Economiste à l’Institut de recherches économiques et sociales (Ires), adhérent à la Ligue communiste révolutionnaire (LCR) de 1979 à 2006, proche de l’altermondialisme et membre de l’association Attac, Michel Husson, né en 1949 à Lyon, est décédé le 18 juillet. Jusqu’au bout, il n’a cessé d’alimenter son site personnel, bible numérique pour qui veut se nourrir de lectures critiques des débats économiques du moment, Hussonet. Jusqu’à cet été, on pouvait lire régulièrement ses chroniques sur les sites d’À l’encontre et d’Alternatives économiques.
« Michel Husson fut entre autres l’un les plus ardents défenseurs de la réduction du temps de travail et ses travaux récents montraient encore l’enjeu qu’elle représentait même au temps de la crise sanitaire », écrit Jean-Marie Harribey dans un texte hommage publié sur le site de ce mensuel.
Si son inspiration était résolument marxiste, l’économiste s’informait et dialoguait avec toutes les branches de l’hétérodoxie, notamment les postkeynésiens et les régulationnistes. Mais on lui reconnaissait également de bien connaître les thèses de ses adversaires, à savoir les partisans des théories standards de l’économie, dites néoclassiques.
Un des apports remarquables de Michel Husson a concerné la périodisation du capitalisme, pour mieux en comprendre les phases, les crises et les moments de bifurcation. Pour cela, il a notamment popularisé et prolongé les réflexions de l’économiste belge Ernest Mandel. Ce dernier, qui fut aussi un dirigeant trotskiste, raisonnait en termes d’ondes longues, couvrant généralement de deux à trois décennies.

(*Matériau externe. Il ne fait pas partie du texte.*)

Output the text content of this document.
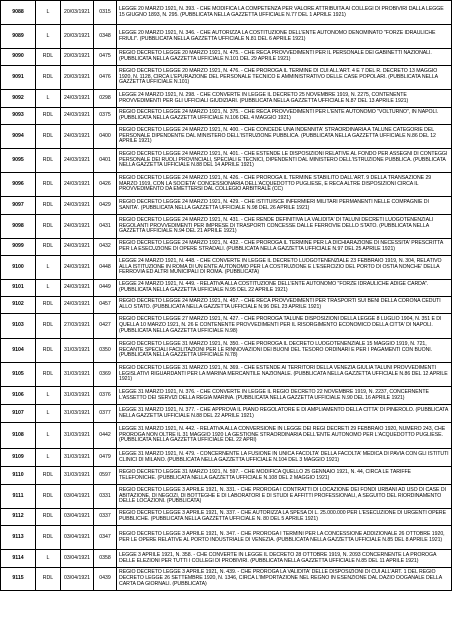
9088	L	20/03/1921	0315	LEGGE 20 MARZO 1921, N. 393. - CHE MODIFICA LA COMPETENZA PER VALORE ATTRIBUITA AI COLLEGI DI PROBIVIRI DALLA LEGGE 15 GIUGNO 1893, N. 295. (PUBBLICATA NELLA GAZZETTA UFFICIALE N.77 DEL 1 APRILE 1921)
9089	L	20/03/1921	0348	LEGGE 20 MARZO 1921, N. 346. - CHE AUTORIZZA LA COSTITUZIONE DELL'ENTE AUTONOMO DENOMINATO "FORZE IDRAULICHE FRIULI". (PUBBLICATA NELLA GAZZETTA UFFICIALE N.81 DEL 6 APRILE 1921)
9090	RDL	20/03/1921	0475	REGIO DECRETO LEGGE 20 MARZO 1921, N. 475. - CHE RECA PROVVEDIMENTI PER IL PERSONALE DEI GABINETTI NAZIONALI. (PUBBLICATA NELLA GAZZETTA UFFICIALE N.101 DEL 29 APRILE 1921)
9091	RDL	20/03/1921	0476	REGIO DECRETO LEGGE 20 MARZO 1921, N. 476. - CHE PROROGA IL TERMINE DI CUI ALL'ART. 4 E 7 DEL R. DECRETO 13 MAGGIO 1920, N. 1128, CIRCA L'EPURAZIONE DEL PERSONALE TECNICO E AMMINISTRATIVO DELLE CASE POPOLARI. (PUBBLICATA NELLA GAZZETTA UFFICIALE N.101)
9092	L	24/03/1921	0298	LEGGE 24 MARZO 1921, N. 298. - CHE CONVERTE IN LEGGE IL DECRETO 25 NOVEMBRE 1919, N. 2275, CONTENENTE PROVVEDIMENTI PER GLI UFFICIALI GIUDIZIARI. (PUBBLICATA NELLA GAZZETTA UFFICIALE N.87 DEL 13 APRILE 1921)
9093	RDL	24/03/1921	0375	REGIO DECRETO LEGGE 24 MARZO 1921, N. 375. - CHE RECA PROVVEDIMENTI PER L'ENTE AUTONOMO "VOLTURNO", IN NAPOLI. (PUBBLICATA NELLA GAZZETTA UFFICIALE N.106 DEL 4 MAGGIO 1921)
9094	RDL	24/03/1921	0400	REGIO DECRETO LEGGE 24 MARZO 1921, N. 400. - CHE CONCEDE UNA INDENNITA' STRAORDINARIA A TALUNE CATEGORIE DEL PERSONALE DIPENDENTE DAL MINISTERO DELL'ISTRUZIONE PUBBLICA. (PUBBLICATA NELLA GAZZETTA UFFICIALE N.86 DEL 12 APRILE 1921)
9095	RDL	24/03/1921	0401	REGIO DECRETO LEGGE 24 MARZO 1921, N. 401. - CHE ESTENDE LE DISPOSIZIONI RELATIVE AL FONDO PER ASSEGNI DI CONTEGGI PERSONALE DEI RUOLI PROVINCIALI, SPECIALI E TECNICI, DIPENDENTI DAL MINISTERO DELL'ISTRUZIONE PUBBLICA. (PUBBLICATA NELLA GAZZETTA UFFICIALE N.88 DEL 14 APRILE 1921)
9096	RDL	24/03/1921	0426	REGIO DECRETO LEGGE 24 MARZO 1921, N. 426. - CHE PROROGA IL TERMINE STABILITO DALL'ART. 9 DELLA TRANSAZIONE 29 MARZO 1919, CON LA SOCIETA' CONCESSIONARIA DELL'ACQUEDOTTO PUGLIESE, E RECA ALTRE DISPOSIZIONI CIRCA IL PROVVEDIMENTO DA EMETTERSI DAL COLLEGIO ARBITRALE (CC)
9097	RDL	24/03/1921	0429	REGIO DECRETO LEGGE 24 MARZO 1921, N. 429. - CHE ISTITUISCE INFERMIERI MILITARI PERMANENTI NELLE COMPAGNIE DI SANITA'. (PUBBLICATA NELLA GAZZETTA UFFICIALE N.98 DEL 26 APRILE 1921)
9098	RDL	24/03/1921	0431	REGIO DECRETO LEGGE 24 MARZO 1921, N. 431. - CHE RENDE DEFINITIVA LA VALIDITA' DI TALUNI DECRETI LUOGOTENENZIALI REGOLANTI PROVVEDIMENTI PER IMPRESE DI TRASPORTI CONCESSE DALLE FERROVIE DELLO STATO. (PUBBLICATA NELLA GAZZETTA UFFICIALE N.94 DEL 21 APRILE 1921)
9099	RDL	24/03/1921	0432	REGIO DECRETO LEGGE 24 MARZO 1921, N. 432. - CHE PROROGA IL TERMINE PER LA DICHIARAZIONE DI NECESSITA' PRESCRITTA PER LA ESECUZIONE DI OPERE STRADALI. (PUBBLICATA NELLA GAZZETTA UFFICIALE N.97 DEL 25 APRILE 1921)
9100	L	24/03/1921	0448	LEGGE 24 MARZO 1921, N. 448. - CHE CONVERTE IN LEGGE IL DECRETO LUOGOTENENZIALE 23 FEBBRAIO 1919, N. 304, RELATIVO ALLA ISTITUZIONE IN ROMA DI UN ENTE AUTONOMO PER LA COSTRUZIONE E L'ESERCIZIO DEL PORTO DI OSTIA NONCHE' DELLA FERROVIA ED ALTRI MUNICIPALI DI ROMA. (PUBBLICATA)
9101	L	24/03/1921	0449	LEGGE 24 MARZO 1921, N. 449. - RELATIVA ALLA COSTITUZIONE DELL'ENTE AUTONOMO "FORZE IDRAULICHE ADIGE CARDA". (PUBBLICATA NELLA GAZZETTA UFFICIALE N.95 DEL 22 APRILE 1921)
9102	RDL	24/03/1921	0457	REGIO DECRETO LEGGE 24 MARZO 1921, N. 457. - CHE RECA PROVVEDIMENTI PER TRASPORTI SUI BENI DELLA CORONA CEDUTI ALLO STATO. (PUBBLICATA NELLA GAZZETTA UFFICIALE N.96 DEL 23 APRILE 1921)
9103	RDL	27/03/1921	0427	REGIO DECRETO LEGGE 27 MARZO 1921, N. 427. - CHE PROROGA TALUNE DISPOSIZIONI DELLA LEGGE 8 LUGLIO 1904, N. 351 E DI QUELLA 10 MARZO 1921, N. 26 E CONTENENTE PROVVEDIMENTI PER IL RISORGIMENTO ECONOMICO DELLA CITTA' DI NAPOLI. (PUBBLICATA NELLA GAZZETTA UFFICIALE N.98)
9104	RDL	31/03/1921	0350	REGIO DECRETO LEGGE 31 MARZO 1921, N. 350. - CHE PROROGA IL DECRETO LUOGOTENENZIALE 15 MAGGIO 1919, N. 721, RECANTE SPECIALI FACILITAZIONI PER LE RINNOVAZIONI DEI BUONI DEL TESORO ORDINARI E PER I PAGAMENTI CON BUONI. (PUBBLICATA NELLA GAZZETTA UFFICIALE N.78)
9105	RDL	31/03/1921	0369	REGIO DECRETO LEGGE 31 MARZO 1921, N. 369. - CHE ESTENDE AI TERRITORI DELLA VENEZIA GIULIA TALUNI PROVVEDIMENTI LEGISLATIVI RIGUARDANTI PER LA MARINA MERCANTILE NAZIONALE. (PUBBLICATA NELLA GAZZETTA UFFICIALE N.86 DEL 12 APRILE 1921)
9106	L	31/03/1921	0376	LEGGE 31 MARZO 1921, N. 376. - CHE CONVERTE IN LEGGE IL REGIO DECRETO 22 NOVEMBRE 1919, N. 2237, CONCERNENTE L'ASSETTO DEI SERVIZI DELLA REGIA MARINA. (PUBBLICATA NELLA GAZZETTA UFFICIALE N.90 DEL 16 APRILE 1921)
9107	L	31/03/1921	0377	LEGGE 31 MARZO 1921, N. 377. - CHE APPROVA IL PIANO REGOLATORE E DI AMPLIAMENTO DELLA CITTA' DI PINEROLO. (PUBBLICATA NELLA GAZZETTA UFFICIALE N.88 DEL 22 APRILE 1921)
9108	L	31/03/1921	0442	LEGGE 31 MARZO 1921, N. 442. - RELATIVA ALLA CONVERSIONE IN LEGGE DEI REGI DECRETI 29 FEBBRAIO 1920, NUMERO 243, CHE PROROGA NON OLTRE IL 31 MAGGIO 1920 LA GESTIONE STRAORDINARIA DELL'ENTE AUTONOMO PER L'ACQUEDOTTO PUGLIESE. (PUBBLICATA NELLA GAZZETTA UFFICIALE DEL 22 APRI)
9109	L	31/03/1921	0479	LEGGE 31 MARZO 1921, N. 479. - CONCERNENTE LA FUSIONE IN UNICA FACOLTA' DELLA FACOLTA' MEDICA DI PAVIA CON GLI ISTITUTI CLINICI DI MILANO. (PUBBLICATA NELLA GAZZETTA UFFICIALE N.104 DEL 3 MAGGIO 1921)
9110	RDL	31/03/1921	0597	REGIO DECRETO LEGGE 31 MARZO 1921, N. 597. - CHE MODIFICA QUELLO 25 GENNAIO 1921, N. 44, CIRCA LE TARIFFE TELEFONICHE. (PUBBLICATA NELLA GAZZETTA UFFICIALE N.108 DEL 2 MAGGIO 1921)
9111	RDL	03/04/1921	0331	REGIO DECRETO LEGGE 3 APRILE 1921, N. 331. - CHE PROROGA I CONTRATTI DI LOCAZIONE DEI FONDI URBANI AD USO DI CASE DI ABITAZIONE, DI NEGOZI, DI BOTTEGHE E DI LABORATORI E DI STUDI E AFFITTI PROFESSIONALI, A SEGUITO DEL RIORDINAMENTO DELLE LOCAZIONI. (PUBBLICATA)
9112	RDL	03/04/1921	0337	REGIO DECRETO LEGGE 3 APRILE 1921, N. 337. - CHE AUTORIZZA LA SPESA DI L. 25.000.000 PER L'ESECUZIONE DI URGENTI OPERE PUBBLICHE. (PUBBLICATA NELLA GAZZETTA UFFICIALE N. 80 DEL 5 APRILE 1921)
9113	RDL	03/04/1921	0347	REGIO DECRETO LEGGE 3 APRILE 1921, N. 347. - CHE PROROGA I TERMINI PER LA CONCESSIONE ADDIZIONALE 26 OTTOBRE 1920, PER LE OPERE RELATIVE AL PORTO INDUSTRIALE DI VENEZIA. (PUBBLICATA NELLA GAZZETTA UFFICIALE N.85 DEL 8 APRILE 1921)
9114	L	03/04/1921	0358	LEGGE 3 APRILE 1921, N. 358. - CHE CONVERTE IN LEGGE IL DECRETO 28 OTTOBRE 1919, N. 2093 CONCERNENTE LA PROROGA DELLE ELEZIONI PER TUTTI I COLLEGI DI PROBIVIRI. (PUBBLICATA NELLA GAZZETTA UFFICIALE N.85 DEL 11 APRILE 1921)
9115	RDL	03/04/1921	0439	REGIO DECRETO LEGGE 3 APRILE 1921, N. 439. - CHE PROROGA LA VALIDITA' DELLE DISPOSIZIONI DI CUI ALL'ART. 1 DEL REGIO DECRETO LEGGE 26 SETTEMBRE 1920, N. 1346, CIRCA L'IMPORTAZIONE NEL REGNO IN ESENZIONE DAL DAZIO DOGANALE DELLA CARTA DA GIORNALI. (PUBBLICATA)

Selon cette approche, lorsque les contre-tendances à la chute du taux de profit l’emportent, l’onde longue capitaliste est dite expansive. Elle se prête à des compromis de classe positifs, comme ce fut le cas pendant la période fordiste, restée comme « l’âge d’or » de la social-démocratie. Mais lorsque les contradictions du système resurgissent, l’onde longue est dite dépressive. La répartition du surplus social tend alors à redevenir un jeu à somme nulle, et les classes subalternes en font les frais.
Michel Husson avait beaucoup réfléchi à la période néolibérale et à ce qui se joue depuis la crise de 2008. Contre certains collègues marxistes, il persistait à penser que les économies capitalistes, du moins dans les sociétés occidentales, n’étaient pas sorties d’une onde longue dépressive depuis la fin des années 1970.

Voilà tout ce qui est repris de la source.